Like Tove Lo, Caleb and Georgia are deeply aware of the mounting pressures in the current climate of music’s hit or miss, flop or success mentality. While there’s the pressure to succeed commercially, social media has opened up a plethora of other issues. “Not only is it such a heavy career with so much pressure on you, but it's also the way that creative people are to start with. Creative people have a different thought process. When you don't have the time or the room to look after yourself it can affect you,” Georgia says, a worryingly knowing statement for someone only two albums into their career. “You see how many amazing musicians have crumbled and taken their own lives because it's just so much. People see this body, this voice and music, but they don't think about the person underneath.”

“The thing that drives me nuts these days is that people don't even want to talk to artists,” Caleb continues. “They don't want to talk to you, they just want a photo with you. That's it. I totally understand Bieber’s reluctance to take photos.”

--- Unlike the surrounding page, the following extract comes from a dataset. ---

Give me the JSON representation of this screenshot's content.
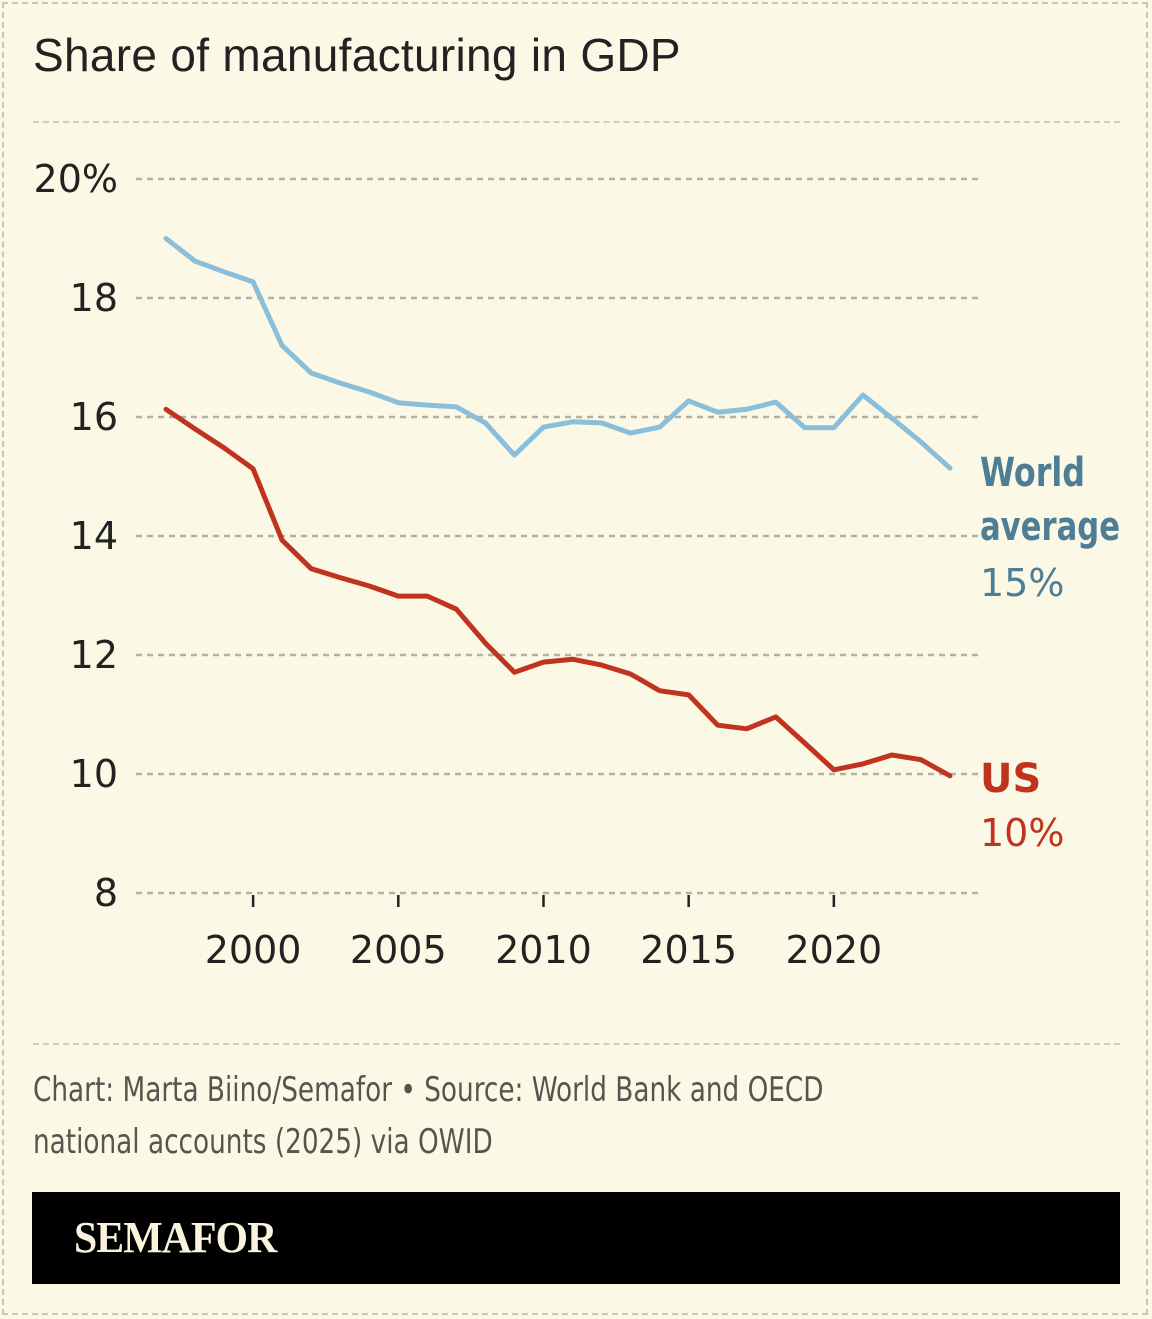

That’s not to say that the pair are constantly hassled by fans. Rather, they’re close to their supporters, a relationship Georgia puts down to the honesty of their music, with songs like ‘Bedroom Door’ and ‘Worth The Fight’ reminding listeners why they fell for the pair in the first place. “This album deals with a lot of personal stuff I feel that people should be able to talk about,” she says. “Because of that you kind of attract honest fans that really appreciate that vulnerable side to you. I think it's just important for people to be open about that kind of shit and it makes a better relationship with you and your fans.”

On a roll, she continues: “We wanted to make something, a song and an album, that had some essence to it, that was addressing things that aren't addressed in pop music that much. I can't stand songs that are about nothing, because I'm a lyricist. All the songs I connect to are the heavy songs about dark things. Really hard hitting lyrical content. Yeah, it's pop music, but it's got something more. You can hear in the album there's not one song about going to 'the club'. I never fucking say ‘club’. Some people do get a lot out of those songs, but I'm just not one of them. I feel like there's enough of that out there, I don't need to add to the club songs.

“I really like the connection that gets made when people listen to the music when it's personal,” she adds. “That's the most rewarding thing when someone tells you exactly where they're coming from. It's probably the biggest satisfaction you can get as an artist as I understand it."

Broods’ new album ‘Conscious’ is out now via Island Records.